Digitising teaching is an important task for the future
One aspect Bräuer values about her work at the University’s medical faculty is the freedom to develop new research focuses. She wants to work with the neurologists to gain a better understanding of the underlying cellular processes in chronic diseases like multiple sclerosis. And she is pursuing yet another idea with colleagues from the natural sciences faculty. Physical chemists there are developing a 3D printer which they hope will be able to print live cells – a distant goal that will require close collaboration between physicians, chemists, psychologists, computer scientists and engineers, the researcher notes.

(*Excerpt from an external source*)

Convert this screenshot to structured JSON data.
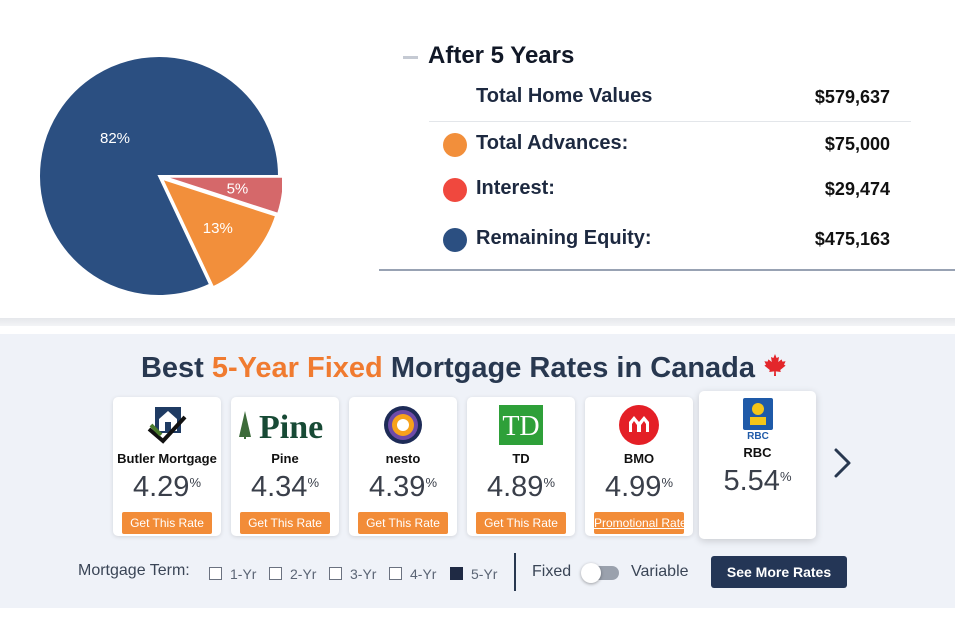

Bräuer is also an enthusiastic lecturer and is passionate about teaching: “When I stand in front of the students I can explain how fascinating the brain and the entire human body is – how it develops and has the potential to defend itself against stress or diseases.” Bräuer sees the digitalisation of teaching as an important task for the future. She believes that although digital dissection labs or operating theatres cannot replace classic anatomy training, they can be a useful supplement – for instance in training paediatricians. For this reason Bräuer and her colleague Prof. Dr. Janniko Georgiadis of the University Medical Center Groningen are planning to set up an Anatomy and Surgical Academy. Their goal is to establish a European training centre where physicians can practice surgical operations on donated body parts in the traditional way, but also using the latest 3D technologies such as augmented and virtual Reality.